In the cases of Simón and Raul, a complex system of signs emerged in their community, one that was learned by family members and friends specifically for the benefit of these two people. It spans at least two different villages and three generations. The sign system has a highly stable vocabulary with about 80 percent overlap between Raul and Simón. This result is surprising because it means that, although Simón and Raul have never lived in the same village and rarely meet one another, the sign system is pervasive and stable enough that there is a significant commonality between their signing.
Even though Raul’s village has no other deaf people, the stability in the sign system can likely be attributed to the hearing people’s willingness to engage in signing. The hearing people who had known Simón and learned his sign system then later used that same sign system with Raul, creating a link between the two deaf men. This allowed for the system to persist across multiple generations.
The implications of the studies on homesigners are difficult to untangle. But they point to the human ability to create a complex communication system without a consistent language model. However, as Victor and Genie’s stories demonstrate, socialization is crucial. Alone and without healthy socialization, Genie and Victor were unable to learn how to speak. Raul and Simón, however, grew up with substantial socialization in a community that embraced their communicative needs, which resulted in an entire community of people learning a gestural communication system to the benefit of two deaf individuals.

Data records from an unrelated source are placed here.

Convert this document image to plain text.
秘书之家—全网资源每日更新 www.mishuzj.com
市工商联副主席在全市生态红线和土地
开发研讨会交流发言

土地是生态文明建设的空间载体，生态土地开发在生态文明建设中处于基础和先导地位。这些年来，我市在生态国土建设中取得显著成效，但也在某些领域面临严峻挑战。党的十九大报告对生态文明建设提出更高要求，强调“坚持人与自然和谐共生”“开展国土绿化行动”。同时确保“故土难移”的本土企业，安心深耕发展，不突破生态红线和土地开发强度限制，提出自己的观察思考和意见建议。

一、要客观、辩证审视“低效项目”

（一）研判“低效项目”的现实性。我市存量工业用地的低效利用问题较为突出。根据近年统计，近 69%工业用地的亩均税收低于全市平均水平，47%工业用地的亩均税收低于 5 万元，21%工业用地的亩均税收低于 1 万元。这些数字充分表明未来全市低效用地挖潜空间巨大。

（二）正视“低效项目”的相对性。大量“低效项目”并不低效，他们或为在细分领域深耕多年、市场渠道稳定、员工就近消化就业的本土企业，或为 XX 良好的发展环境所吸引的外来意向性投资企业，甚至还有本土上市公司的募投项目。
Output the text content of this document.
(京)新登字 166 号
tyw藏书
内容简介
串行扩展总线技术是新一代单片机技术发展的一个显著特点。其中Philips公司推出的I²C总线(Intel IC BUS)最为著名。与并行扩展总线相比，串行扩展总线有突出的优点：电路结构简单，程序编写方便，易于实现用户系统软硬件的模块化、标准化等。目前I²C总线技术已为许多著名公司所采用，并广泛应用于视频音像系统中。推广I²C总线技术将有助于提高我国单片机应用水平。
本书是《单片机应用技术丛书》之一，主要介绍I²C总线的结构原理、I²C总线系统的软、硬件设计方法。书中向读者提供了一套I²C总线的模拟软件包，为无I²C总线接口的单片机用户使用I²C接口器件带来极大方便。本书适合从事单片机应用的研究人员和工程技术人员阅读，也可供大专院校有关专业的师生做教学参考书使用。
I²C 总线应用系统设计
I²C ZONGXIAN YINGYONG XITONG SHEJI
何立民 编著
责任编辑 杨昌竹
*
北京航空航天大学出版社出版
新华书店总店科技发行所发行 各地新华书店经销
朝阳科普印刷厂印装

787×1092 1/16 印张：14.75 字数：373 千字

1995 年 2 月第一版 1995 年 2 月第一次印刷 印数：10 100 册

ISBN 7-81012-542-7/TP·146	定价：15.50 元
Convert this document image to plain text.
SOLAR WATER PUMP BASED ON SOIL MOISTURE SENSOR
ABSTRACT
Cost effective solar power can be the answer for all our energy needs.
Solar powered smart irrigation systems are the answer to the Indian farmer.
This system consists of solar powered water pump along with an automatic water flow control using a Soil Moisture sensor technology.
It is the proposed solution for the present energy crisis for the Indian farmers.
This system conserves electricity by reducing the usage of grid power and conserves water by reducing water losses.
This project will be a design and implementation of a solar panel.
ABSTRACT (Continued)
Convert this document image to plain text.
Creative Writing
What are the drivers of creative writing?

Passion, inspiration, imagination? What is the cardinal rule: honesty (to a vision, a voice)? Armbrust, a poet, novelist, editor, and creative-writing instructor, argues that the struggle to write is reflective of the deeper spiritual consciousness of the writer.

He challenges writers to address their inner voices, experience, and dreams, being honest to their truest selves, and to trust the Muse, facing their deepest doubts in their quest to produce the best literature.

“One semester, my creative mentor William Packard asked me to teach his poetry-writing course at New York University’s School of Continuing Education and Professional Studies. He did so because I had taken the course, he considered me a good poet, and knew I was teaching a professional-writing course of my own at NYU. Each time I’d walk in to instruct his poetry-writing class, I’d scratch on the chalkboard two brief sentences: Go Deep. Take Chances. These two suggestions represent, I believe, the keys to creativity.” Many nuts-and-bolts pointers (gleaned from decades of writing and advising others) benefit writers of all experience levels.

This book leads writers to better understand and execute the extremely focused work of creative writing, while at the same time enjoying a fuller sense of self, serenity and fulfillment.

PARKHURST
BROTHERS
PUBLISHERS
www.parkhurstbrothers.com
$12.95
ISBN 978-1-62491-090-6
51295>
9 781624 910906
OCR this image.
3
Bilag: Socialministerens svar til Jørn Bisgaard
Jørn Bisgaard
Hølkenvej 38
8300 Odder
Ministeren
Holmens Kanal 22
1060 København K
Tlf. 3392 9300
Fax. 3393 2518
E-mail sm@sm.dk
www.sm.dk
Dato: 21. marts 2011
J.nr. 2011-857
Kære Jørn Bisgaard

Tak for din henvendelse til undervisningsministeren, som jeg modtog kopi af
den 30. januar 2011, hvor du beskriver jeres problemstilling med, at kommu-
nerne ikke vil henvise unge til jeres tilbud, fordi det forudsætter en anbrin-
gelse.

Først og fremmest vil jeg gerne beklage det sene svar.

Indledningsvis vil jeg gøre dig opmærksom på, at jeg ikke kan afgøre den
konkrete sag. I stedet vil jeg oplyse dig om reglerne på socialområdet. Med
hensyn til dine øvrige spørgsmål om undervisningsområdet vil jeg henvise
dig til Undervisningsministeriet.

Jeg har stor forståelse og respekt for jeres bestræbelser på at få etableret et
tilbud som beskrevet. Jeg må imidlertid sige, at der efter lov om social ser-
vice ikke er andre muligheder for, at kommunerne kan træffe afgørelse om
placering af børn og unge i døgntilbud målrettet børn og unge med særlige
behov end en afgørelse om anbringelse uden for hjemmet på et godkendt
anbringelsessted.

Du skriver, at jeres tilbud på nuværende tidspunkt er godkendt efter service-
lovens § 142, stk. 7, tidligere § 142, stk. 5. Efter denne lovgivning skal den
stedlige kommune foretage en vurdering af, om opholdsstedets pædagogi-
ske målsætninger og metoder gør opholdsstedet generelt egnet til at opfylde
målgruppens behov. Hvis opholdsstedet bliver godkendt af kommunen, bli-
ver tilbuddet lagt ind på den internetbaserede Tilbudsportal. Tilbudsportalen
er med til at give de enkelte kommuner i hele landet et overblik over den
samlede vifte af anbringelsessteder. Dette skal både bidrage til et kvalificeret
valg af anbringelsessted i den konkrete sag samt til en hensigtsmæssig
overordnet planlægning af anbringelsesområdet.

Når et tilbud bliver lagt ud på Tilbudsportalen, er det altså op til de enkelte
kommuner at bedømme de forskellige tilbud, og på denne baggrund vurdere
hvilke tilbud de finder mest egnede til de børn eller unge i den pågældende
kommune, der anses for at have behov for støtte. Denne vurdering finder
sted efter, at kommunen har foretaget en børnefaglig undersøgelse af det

This is not to say that being a homesigner is ideal. Homesign systems do not possess the features of a full language and communication breakdowns frequently occur. The embracing attitude of the community, however, does seem to have supported Raul’s and Simón’s innovation of an unexpectedly complex system. In many countries, the prioritization of speaking over signing forces the responsibility onto the individual to adapt and overcome rather than accommodating their needs and embracing their differences. Perhaps the Maijuna homesign system can teach the rest of us about much more than language.